1. Brief Someone On Your Plans
It is always an excellent idea to let a responsible friend or family member know of your plans when you are travelling – this is especially true if you’re wandering off the beaten path or going on a solo adventure. By letting someone back home know where you’re going, when you’ll be back and how to contact you; you are dramatically reducing your chances of being stranded without help. If someone knows your whereabouts and details of your trip, they will be able to better help you if you end up in a sticky situation.
2. Do Your Research
It’s essential that you familiarise yourself with the area so that you are prepared for various eventualities before you enter the wild. This includes creating a 3D image in your mind of the map (a really useful skill to learn) as well as keeping a close eye on the weather. You will essentially become an amateur meteorologist. Know what flora and fauna are present in the area too. Both from a safety awareness perspective, but also for your own fun and interest.

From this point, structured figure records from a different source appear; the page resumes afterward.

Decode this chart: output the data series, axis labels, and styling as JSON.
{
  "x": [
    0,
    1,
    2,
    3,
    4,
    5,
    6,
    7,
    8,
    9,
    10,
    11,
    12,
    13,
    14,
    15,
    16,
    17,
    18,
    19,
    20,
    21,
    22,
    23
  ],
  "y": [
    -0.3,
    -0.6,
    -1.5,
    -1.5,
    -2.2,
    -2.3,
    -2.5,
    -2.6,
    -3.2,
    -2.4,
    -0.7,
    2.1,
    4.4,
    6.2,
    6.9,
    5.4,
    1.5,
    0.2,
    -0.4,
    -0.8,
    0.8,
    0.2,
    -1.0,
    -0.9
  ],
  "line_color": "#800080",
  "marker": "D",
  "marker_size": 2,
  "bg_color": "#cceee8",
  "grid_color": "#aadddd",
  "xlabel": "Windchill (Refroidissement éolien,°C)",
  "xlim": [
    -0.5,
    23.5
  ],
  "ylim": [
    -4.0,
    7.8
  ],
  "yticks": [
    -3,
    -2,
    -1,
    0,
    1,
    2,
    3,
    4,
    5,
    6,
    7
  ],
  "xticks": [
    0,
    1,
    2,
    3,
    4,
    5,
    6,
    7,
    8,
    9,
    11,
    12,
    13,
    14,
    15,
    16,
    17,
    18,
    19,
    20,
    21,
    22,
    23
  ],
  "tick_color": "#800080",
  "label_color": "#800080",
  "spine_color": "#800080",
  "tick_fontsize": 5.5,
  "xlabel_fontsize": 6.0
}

3. Foolproof Communication
Before you set off into the land of the unknown, it’s a good idea to sort out at least one form of foolproof communication. No, your regular mobile does not count (trust me… been there, done that). Instead, equip yourself with either a satellite phone or a personal locator beacon (PLB). They are a bit of an investment but hey, it’s your safety we’re talking about here! Some police stations also rent out PLB’s so that’s a viable option too.
4. Bring First Aid
It is essential that you pack a first aid kit whenever you’re heading off into the bush. It doesn’t take up much room if packed well and can save your life in dire circumstances. The contents of your first aid kit are a personal choice, however, I would recommend including Band-Aids, antiseptic, snake bandages, a Swiss army knife, fire starters and an electrolyte replacement powder. Make sure you know how to use everything in your first aid kit – bandages won’t be so helpful if you don’t know how to use them properly!
5. Start Small
There is no harm in aiming for the stars, but for your first solo, off-grid trip, it can be helpful if you choose a location that is a little more populated. This will ensure that someone will come across you and can help you if things take a turn for the worst. National parks are a safer bet than state forests as they are maintained and regulated by rangers. Once you get the hang of things, you’ll be more confident and better prepared to take on harder challenges.